Des scientifiques ont identifié grâce aux rayons X la réaction chimique complexe responsable de la dégradation de l'éclat des jaunes dans certaines oeuvres de Van Gogh ou d'autres artistes de la fin du 19e siècle, selon une étude publiée lundi.

Si l'assombrissement du jaune de chrome était déjà un phénomène connu, le processus chimique exact impliqué restait ignoré.

Les rayons UV seraient en grande partie responsables de cette dégradation, selon les scientifiques du Centre de recherche et de restauration des musées de France, de l'université technologique de Delf et du Van Gogh Museum aux Pays-Bas ainsi que des universités de Pérouse (Italie) et d'Anvers (Belgique) qui ont contribué aux travaux publiés dans la revue Analytical Chemistry.

Pour révéler la réaction chimique se déroulant dans une couche ultrafine de la peinture, les chercheurs ont eu recours aux rayons X de l'European synchrotron radiation facility (ESRF) de Grenoble (France).

«Notre faisceau de rayons X est cent fois plus fin qu'un cheveu humain et révèle des processus chimiques complexes sur des zones également minuscules» ce qui «a ouvert la porte à un nouveau monde de découvertes pour historiens d'art et conservateurs», explique Marine Cotte, chercheuse à l'ERSF travaillant aussi au CNRS/Musée du Louvre.

D'où la possibilité «de sonder soit uniquement la couche d'altération, soit la couche en dessous qui est encore saine», a-t-elle précisé à l'AFP.

L'utilisation de couleurs vives par Van Gogh a été possible grâce à la fabrication de nouveaux pigments industriels tels que le jaune de chrome.

Son assombrissement, variable selon les tableaux, est lié au niveau  d'oxydation du chrome. «Au départ dans le pigment était sous forme de chromate, donc très oxydé», mais dans «les parties altérées, il est réduit», c'est-à-dire moins oxydé, résume Marine Cotte.

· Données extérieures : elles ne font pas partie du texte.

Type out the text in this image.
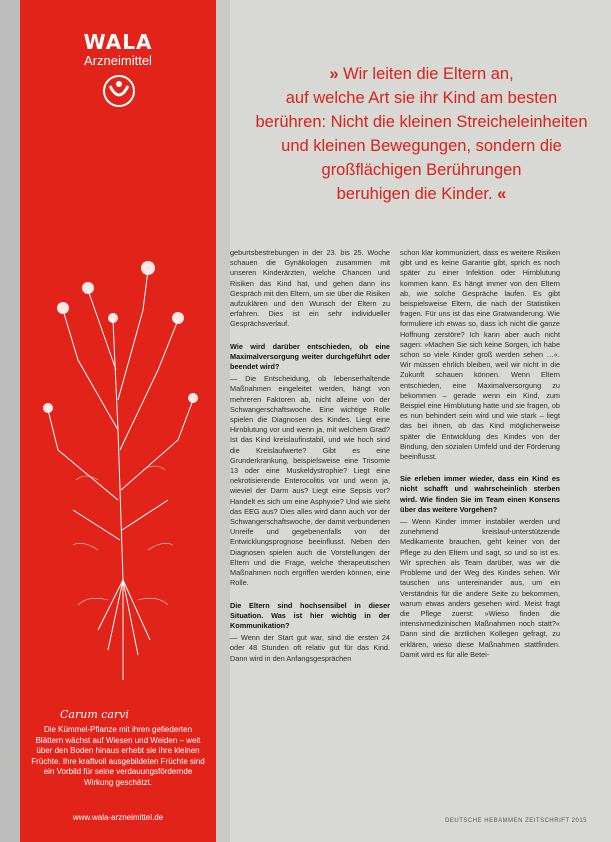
WALA
Arzneimittel
Carum carvi
Die Kümmel-Pflanze mit ihren gefiederten Blättern wächst auf Wiesen und Weiden – weit über den Boden hinaus erhebt sie ihre kleinen Früchte. Ihre kraftvoll ausgebildeten Früchte sind ein Vorbild für seine verdauungsfördernde Wirkung geschätzt.
www.wala-arzneimittel.de
» Wir leiten die Eltern an,
auf welche Art sie ihr Kind am besten
berühren: Nicht die kleinen Streicheleinheiten
und kleinen Bewegungen, sondern die
großflächigen Berührungen
beruhigen die Kinder. «

geburtsbestrebungen in der 23. bis 25. Woche schauen die Gynäkologen zusammen mit unseren Kinderärzten, welche Chancen und Risiken das Kind hat, und gehen dann ins Gespräch mit den Eltern, um sie über die Risiken aufzuklären und den Wunsch der Eltern zu erfahren. Dies ist ein sehr individueller Gesprächsverlauf.

Wie wird darüber entschieden, ob eine Maximalversorgung weiter durchgeführt oder beendet wird?

— Die Entscheidung, ob lebenserhaltende Maßnahmen eingeleitet werden, hängt von mehreren Faktoren ab, nicht alleine von der Schwangerschaftswoche. Eine wichtige Rolle spielen die Diagnosen des Kindes. Liegt eine Hirnblutung vor und wenn ja, mit welchem Grad? Ist das Kind kreislaufinstabil, und wie hoch sind die Kreislaufwerte? Gibt es eine Grunderkrankung, beispielsweise eine Trisomie 13 oder eine Muskeldystrophie? Liegt eine nekrotisierende Enterocolitis vor und wenn ja, wieviel der Darm aus? Liegt eine Sepsis vor? Handelt es sich um eine Asphyxie? Und wie sieht das EEG aus? Dies alles wird dann auch vor der Schwangerschaftswoche, der damit verbundenen Unreife und gegebenenfalls von der Entwicklungsprognose beeinflusst. Neben den Diagnosen spielen auch die Vorstellungen der Eltern und die Frage, welche therapeutischen Maßnahmen noch ergriffen werden können, eine Rolle.

Die Eltern sind hochsensibel in dieser Situation. Was ist hier wichtig in der Kommunikation?

— Wenn der Start gut war, sind die ersten 24 oder 48 Stunden oft relativ gut für das Kind. Dann wird in den Anfangsgesprächen

schon klar kommuniziert, dass es weitere Risiken gibt und es keine Garantie gibt, sprich es noch später zu einer Infektion oder Hirnblutung kommen kann. Es hängt immer von den Eltern ab, wie solche Gespräche laufen. Es gibt beispielsweise Eltern, die nach der Statistiken fragen. Für uns ist das eine Gratwanderung. Wie formuliere ich etwas so, dass ich nicht die ganze Hoffnung zerstöre? Ich kann aber auch nicht sagen: »Machen Sie sich keine Sorgen, ich habe schon so viele Kinder groß werden sehen …«. Wir müssen ehrlich bleiben, weil wir nicht in die Zukunft schauen können. Wenn Eltern entschieden, eine Maximalversorgung zu bekommen – gerade wenn ein Kind, zum Beispiel eine Hirnblutung hatte und sie fragen, ob es nun behindert sein wird und wie stark – liegt das bei ihnen, ob das Kind möglicherweise später die Entwicklung des Kindes von der Bindung, den sozialen Umfeld und der Förderung beeinflusst.

Sie erleben immer wieder, dass ein Kind es nicht schafft und wahrscheinlich sterben wird. Wie finden Sie im Team einen Konsens über das weitere Vorgehen?

— Wenn Kinder immer instabiler werden und zunehmend kreislauf-unterstützende Medikamente brauchen, geht keiner von der Pflege zu den Eltern und sagt, so und so ist es. Wir sprechen als Team darüber, was wir die Probleme und der Weg des Kindes sehen. Wir tauschen uns untereinander aus, um ein Verständnis für die andere Seite zu bekommen, warum etwas anders gesehen wird. Meist fragt die Pflege zuerst: »Wieso finden die intensivmedizinischen Maßnahmen noch statt?« Dann sind die ärztlichen Kollegen gefragt, zu erklären, wieso diese Maßnahmen stattfinden. Damit wird es für alle Betei-

DEUTSCHE HEBAMMEN ZEITSCHRIFT 2015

Les chercheurs ont en effet découvert qu'une réduction du chrome (l'inverse d'une réaction d'oxydation), expliquait le processus. «L'état d'oxydation fait toute la différence», souligne la chercheuse.

La lumière, en particulier les UV, serait en grande partie responsable de cette modification chimique.

À partir de restes de tube de peinture jaune datant de l'époque de Van Gogh, les chercheurs ont réalisé des échantillons de peintures, dont une partie était protégée par du papier aluminium et le reste vieilli artificiellement à l'aide d'une lampe UV.

«Sous le papier alu, le pigment n'a absolument pas changé de couleur et par contre toute la partie exposée à la lumière est devenue marron», résume Marine Cotte en présentant le travail réalisé par Letizia Monico (Université de Pérouse) en collaboration avec des chercheurs de l'Université d'Anvers.

Les recherches se poursuivent pour comprendre si des composés chimiques  contenant du baryum ou du soufre, présents dans la peinture blanche utilisée par Van Gogh pour rendre le jaune plus lumineux, ont accéléré l'altération de sa peinture.